Trump's presidential campaign immediately teed off on the release of the transcript, accusing Democrats of acting out of 'pure hatred.'
'Because of their pure hatred for President Trump, desperate Democrats and the salivating media already had determined their mission: take out the President,' said Trump campaign manager Brad Parscale.
'The fact is that the President wants to fight the corruption in Washington, where the Bidens, the Clintons, and other career politicians have abused their power for personal gain for decades. The facts prove the President did nothing wrong,' he said. 'This is just another hoax from Democrats and the media, contributing to the landslide re-election of President Trump in 2020.'
Utah Sen. Mitt Romney, however, saw no reason to back off his statement that the information is 'troubling.'
'This remains deeply troubling and we'll see where it leads but the first reaction is, troubling,' he said at a forum hosted by the Atlantic magazine. But he declined to say whether it was an 'impeachable offense.'
Asked about the quid pro quo issue, Romney said: 'I don't know that I've focused so much on the quid pro quo element … There's just the question of… if the president of the United States asks or presses the leader for a foreign country to carry out an investigation of a political nature, that's troubling. And I feel that. If there were a quid pro quo, that would take it to an entirely more extreme level,' Romney said.

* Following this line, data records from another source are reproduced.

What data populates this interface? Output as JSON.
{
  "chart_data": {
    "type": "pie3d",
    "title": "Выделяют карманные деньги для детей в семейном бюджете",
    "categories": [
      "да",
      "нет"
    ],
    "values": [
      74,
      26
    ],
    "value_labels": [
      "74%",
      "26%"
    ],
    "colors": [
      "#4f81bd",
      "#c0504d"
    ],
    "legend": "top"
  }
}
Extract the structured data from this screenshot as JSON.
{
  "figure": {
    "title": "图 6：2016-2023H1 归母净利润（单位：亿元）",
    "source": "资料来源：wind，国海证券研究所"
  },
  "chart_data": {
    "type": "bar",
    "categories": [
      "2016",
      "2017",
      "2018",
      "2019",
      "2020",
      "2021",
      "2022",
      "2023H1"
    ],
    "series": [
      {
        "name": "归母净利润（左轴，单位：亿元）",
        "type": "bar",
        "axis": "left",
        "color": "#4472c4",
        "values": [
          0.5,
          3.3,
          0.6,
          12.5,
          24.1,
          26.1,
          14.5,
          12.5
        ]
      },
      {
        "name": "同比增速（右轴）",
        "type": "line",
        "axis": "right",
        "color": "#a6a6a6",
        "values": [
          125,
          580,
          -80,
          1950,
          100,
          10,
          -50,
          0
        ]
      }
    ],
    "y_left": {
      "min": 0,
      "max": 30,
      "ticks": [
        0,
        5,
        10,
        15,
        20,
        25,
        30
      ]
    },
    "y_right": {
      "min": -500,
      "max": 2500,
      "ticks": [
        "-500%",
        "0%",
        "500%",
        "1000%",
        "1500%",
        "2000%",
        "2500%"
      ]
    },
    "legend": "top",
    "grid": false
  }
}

The transcript became a political hot potato this week as Democrats clamored for its release with predictions that it would show Trump committing impeachable offenses.
They argue that Trump's request for a new investigation into the Bidens was motivated by a desire to politically cripple the former vice president, who was then thought of as his main rival in the 2020 presidential election. 
Trump released the call transcript the morning after House Speaker Nancy Pelosi said the House was conducting a formal impeachment inquiry of the president.